И в ее склоненном лице было столько сосредоточенной мысли, что Жак смутился
и на мгновение замолчал.
Затем сдержанно, но с дрожью в голосе он прибавил:
- Один из самых решающих дней в моей жизни был тот, когда я понял: то,
что другие во мне осуждали, считали опасным, - это как раз и есть самая
лучшая, самая подлинная часть моего существа!
Она слушала, она понимала, но голова у нее кружилась. За последние два
дня один за другим ослабевали, распадались все устои ее внутреннего мира:
вокруг возникала пустота, и ее еще не могли заполнить те новые ценности, на
которых, казалось, зиждились все суждения Жака.
Внезапно она увидела, что лицо Жака просветлело. Он опять улыбался, но
по-другому. У него возникла одна идея, и он уже вопросительно смотрел на
девушку.
- Слушайте, Женни... Раз вы сегодня вечером одни... Почему бы вам... не
пообедать где-нибудь вместе со мной?
Она смотрела на него, озадаченная этим столь простым, но столь
необычным для нее предложением.
- Я освобожусь не раньше половины восьмого, - объяснил он. - А в девять
мне надо быть на площади Республики. Но хотите, эти полтора часа мы проведем
вместе?
- Да.
"У нее какая-то совершенно особая манера непреклонно и в то же время
кротко произносить да или нет..." - подумал Жак.

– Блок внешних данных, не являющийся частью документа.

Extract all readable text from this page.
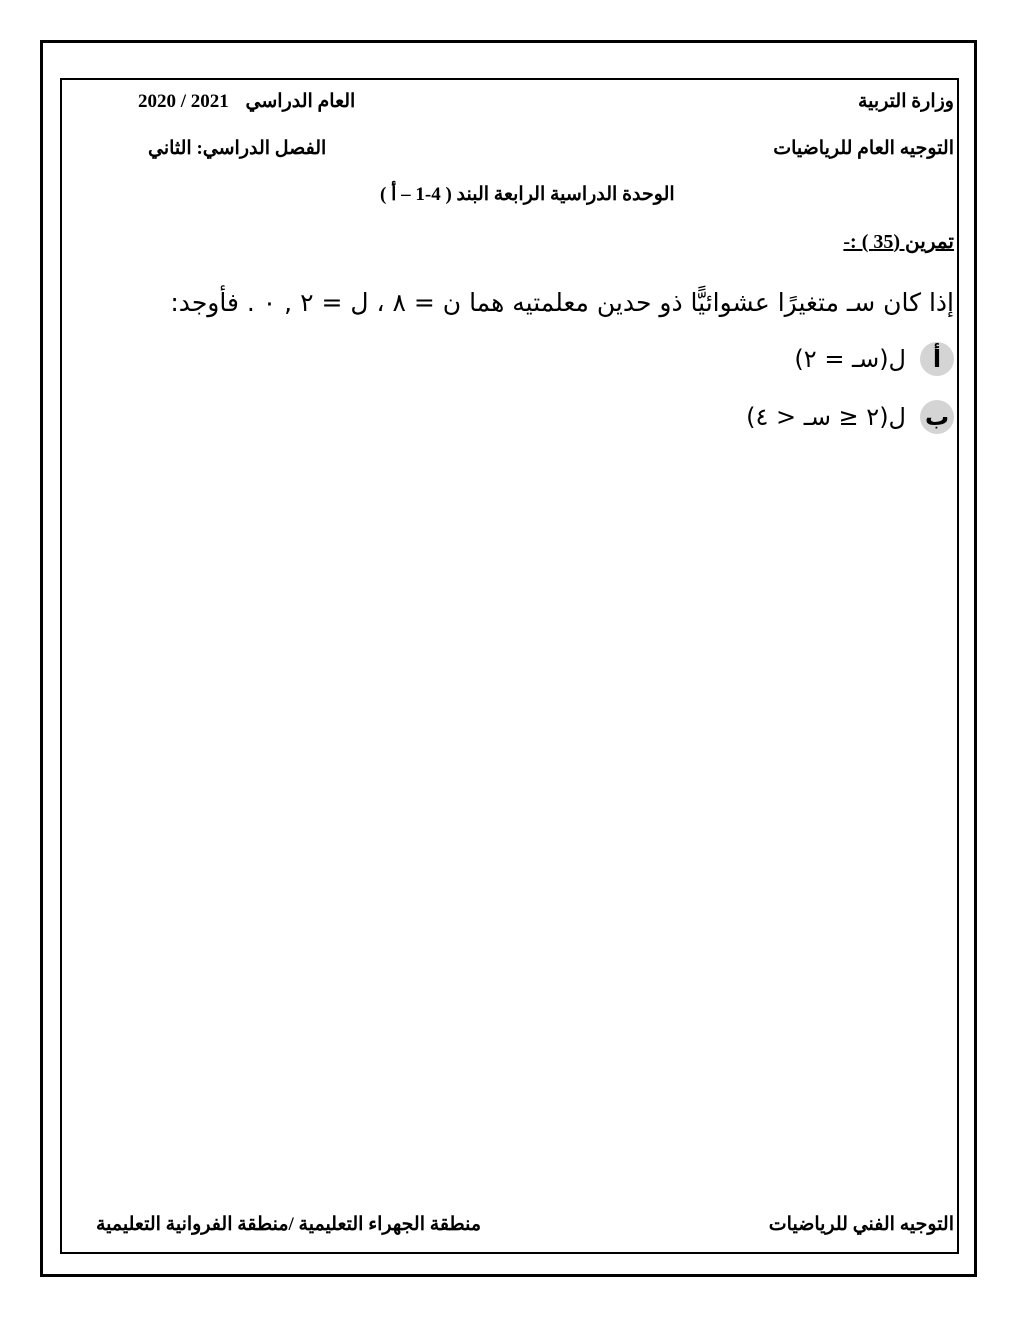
وزارة التربية
2020 / 2021 العام الدراسي
التوجيه العام للرياضيات
الفصل الدراسي: الثاني
الوحدة الدراسية الرابعة البند ( 4-1 – أ )
تمرين (35 ) :-
إذا كان سـ متغيرًا عشوائيًّا ذو حدين معلمتيه هما ن = ٨ ، ل = ٢ , ٠ . فأوجد:
أ
ل(سـ = ٢)
ب
ل(٢ ≤ سـ < ٤)
التوجيه الفني للرياضيات
منطقة الجهراء التعليمية /منطقة الفروانية التعليمية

- Благодарю вас! - радостно воскликнул он. - У меня не будет времени
зайти за вами. Но если бы вы смогли в половине восьмого быть около Биржи?..

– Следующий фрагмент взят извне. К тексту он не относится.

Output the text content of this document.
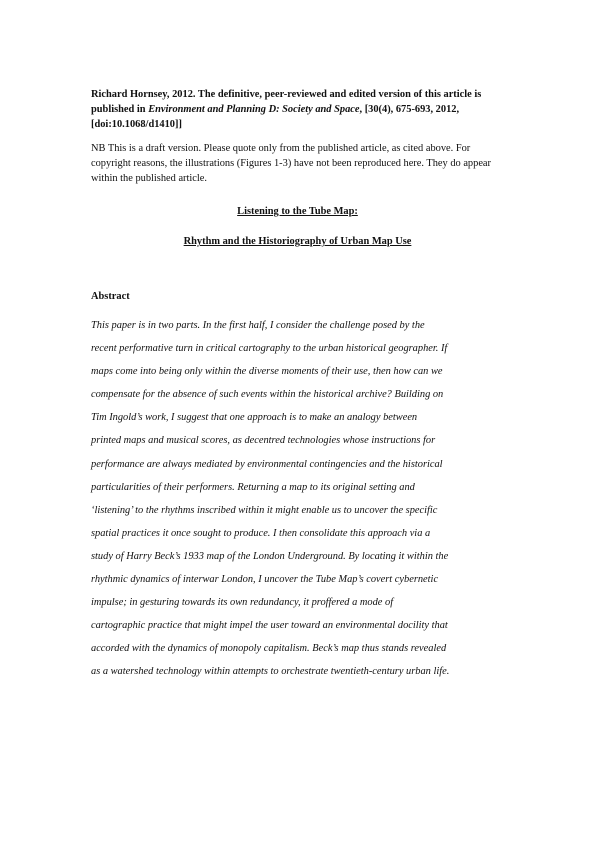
Richard Hornsey, 2012. The definitive, peer-reviewed and edited version of this article is published in Environment and Planning D: Society and Space, [30(4), 675-693, 2012, [doi:10.1068/d1410]]
NB This is a draft version. Please quote only from the published article, as cited above. For copyright reasons, the illustrations (Figures 1-3) have not been reproduced here. They do appear within the published article.
Listening to the Tube Map:
Rhythm and the Historiography of Urban Map Use
Abstract
This paper is in two parts. In the first half, I consider the challenge posed by the
recent performative turn in critical cartography to the urban historical geographer. If
maps come into being only within the diverse moments of their use, then how can we
compensate for the absence of such events within the historical archive? Building on
Tim Ingold’s work, I suggest that one approach is to make an analogy between
printed maps and musical scores, as decentred technologies whose instructions for
performance are always mediated by environmental contingencies and the historical
particularities of their performers. Returning a map to its original setting and
‘listening’ to the rhythms inscribed within it might enable us to uncover the specific
spatial practices it once sought to produce. I then consolidate this approach via a
study of Harry Beck’s 1933 map of the London Underground. By locating it within the
rhythmic dynamics of interwar London, I uncover the Tube Map’s covert cybernetic
impulse; in gesturing towards its own redundancy, it proffered a mode of
cartographic practice that might impel the user toward an environmental docility that
accorded with the dynamics of monopoly capitalism. Beck’s map thus stands revealed
as a watershed technology within attempts to orchestrate twentieth-century urban life.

Она утвердительно кивнула головой.
Он встал.
- А теперь я бегу. До скорого свидания...
Она не пыталась удержать его и молча проводила до лестницы.
Когда он уже начал спускаться и обернулся, чтобы попрощаться с нею
последней нежной улыбкой, она перегнулась через перила и, внезапно осмелев,
прошептала:
- Я люблю представлять себе вас среди ваших товарищей... В Женеве,
например... Наверно, только там вы становитесь по-настоящему самим собою.
- Почему вы так говорите?
- Потому что, - тут она замялась и стала подыскивать слова, - всюду,
где я вас до этого времени видела, вы словно - как бы это сказать? -
чувствуете себя немного... в чужой стране...
Он остановился на ступеньках и, подняв голову, серьезно смотрел на нее.
- Вы ошибаетесь, - с живостью возразил он, - там я тоже чувствую
себя... в чужой стране! Я всюду в чужой стране! Я всегда был в чужой стране!
Я и родился таким! - Он улыбнулся и добавил: - Только подле вас, Женни, это
ощущение отчужденности покидает меня... до некоторой степени...
Улыбка исчезла с его лица. Он, казалось, хотел что-то прибавить, но не
решался. Он сделал рукой загадочный жест и удалился.
"Она совершенство, - думал он. - Совершенство, но ее не разгадать до
конца!" Это не был упрек: разве влечение, которое он всегда испытывал к
Женни, не вызывалось до известной степени этой таинственностью?
Вернувшись к себе, Женни несколько минут стояла у закрытой двери,
прислушиваясь к звуку удаляющихся шагов. "Ах, какой он сложный человек!.." -
внезапно сказала она про себя. Сказала без всякого сожаления: она достаточно
сильно любила его всего целиком, и ей было дорого даже это неясное ощущение
страха, которое он оставлял позади себя, как рябь на воде, как отпечаток
ног.


    XLV



Вожирарское собрание происходило в отдельном кабинете кафе "Гарибальди"
на улице Волонтеров.
Ванхеде и Митгерг, представленные Жаком, были приняты как делегаты
Швейцарской социалистической партии и усажены в передних рядах.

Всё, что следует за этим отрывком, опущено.